Attacking them directly would probably be a bad idea, and create bad
associations for anonymity amongst Jews. (I'll come back to this.)
As always, the best answer to bad speech is more speech. Ken
McVay, and his Nizkor project, (http://nizkor.almanac.bc.ca) have been
involved in fighting hate speech, holocaust revisionism, and the like
for long time through archiving the big lies that revisionists pump
out, documenting the bogosity of their footnotes, showing their
contradictions, etc. Pointing out this, and other net resources
fighting anti-semitism is a much cleaner approach than attacking the
Wiesenthal center.
Someone noted the police stopping skinheads in Oregon-- I'll
point out that there is a substantial difference between talking and
randomly beating the crap out of people. The later is a fair basis
for action by police, although we may choose to question their
methodology. There is also a difference between stopping skinheads
and stopping blacks, in that the skinheads decided to wear clothing
and tattoos that identify them as skinheads, and thus may more fairly
be asked to bear the consequences.
Another approach might be to talk about the concept of
identity, and how dangerous mandating identity cards and papers can
be. Jews in Germany were tracked down via phone records, bank
records, membership lists of organizations (a lesson probably noted by
the NAACP in refusing to give Alabama its membership rolls, leading to
a supreme court case upholding the right of anonymous association.)

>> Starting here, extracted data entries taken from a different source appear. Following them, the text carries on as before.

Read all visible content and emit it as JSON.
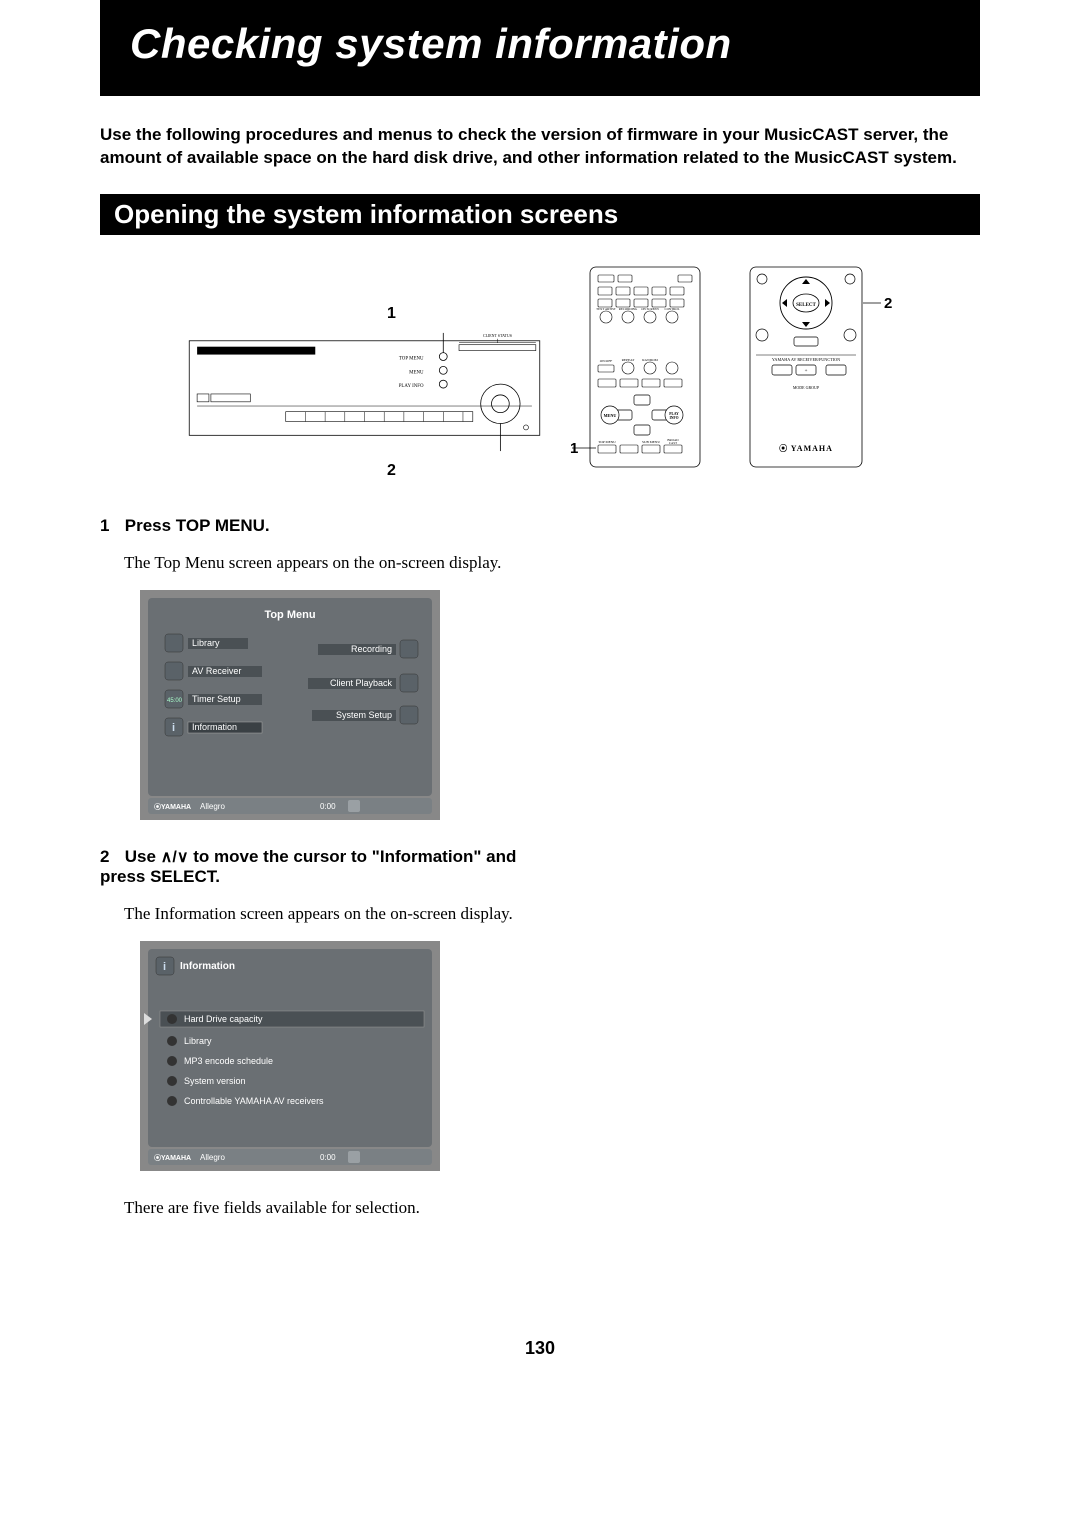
{
  "title": "Checking system information",
  "intro": "Use the following procedures and menus to check the version of firmware in your MusicCAST server, the amount of available space on the hard disk drive, and other information related to the MusicCAST system.",
  "section_heading": "Opening the system information screens",
  "callouts": {
    "one": "1",
    "two": "2"
  },
  "brand": "YAMAHA",
  "steps": [
    {
      "num": "1",
      "head": "Press TOP MENU.",
      "body": "The Top Menu screen appears on the on-screen display."
    },
    {
      "num": "2",
      "head_prefix": "Use ",
      "head_suffix": " to move the cursor to \"Information\" and press SELECT.",
      "body": "The Information screen appears on the on-screen display."
    }
  ],
  "top_menu_screen": {
    "title": "Top Menu",
    "left_items": [
      "Library",
      "AV Receiver",
      "Timer Setup",
      "Information"
    ],
    "right_items": [
      "Recording",
      "Client Playback",
      "System Setup"
    ],
    "footer_brand": "YAMAHA",
    "footer_track": "Allegro",
    "footer_time": "0:00"
  },
  "info_screen": {
    "title": "Information",
    "items": [
      "Hard Drive capacity",
      "Library",
      "MP3 encode schedule",
      "System version",
      "Controllable YAMAHA AV receivers"
    ],
    "footer_brand": "YAMAHA",
    "footer_track": "Allegro",
    "footer_time": "0:00"
  },
  "step2_extra": "There are five fields available for selection.",
  "arrows": "∧/∨",
  "page_number": "130",
  "remote_labels": {
    "select": "SELECT",
    "menu": "MENU",
    "play_info": "PLAY INFO",
    "top_menu": "TOP MENU",
    "sub_menu": "SUB MENU",
    "broadcast": "BROAD CAST",
    "receiver_function": "YAMAHA AV RECEIVER/FUNCTION"
  }
}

At the last CFP, Hugh Daniels was distributing buttons with a
bar code on the that said things like 'Is your Jew bit set?' and 'Is
your gay bit set?'
Proposals to require everyone to have ID are a slippery slope
leading to a police state. Jews of all people should know better.
sameer wrote:
|
|
| Is there some way I can get a copy of this letter? Is it
| directed at specific ISPs or ISPs in general? An open response,
| publicized, to this sounds like something I could do. Publicity is
| fun.
| > Citing ``the rapidly expanding presence of organized hate groups on the
| > Internet,'' a leading Jewish human rights group [the Simon Wiesenthal
| > Center] on Tuesday began sending letters to hundreds of Internet access
| > providers and universities asking them to refuse to carry messages that
| > ``promote racism, anti-Semitism, mayhem and violence.''
--
"It is seldom that liberty of any kind is lost all at once."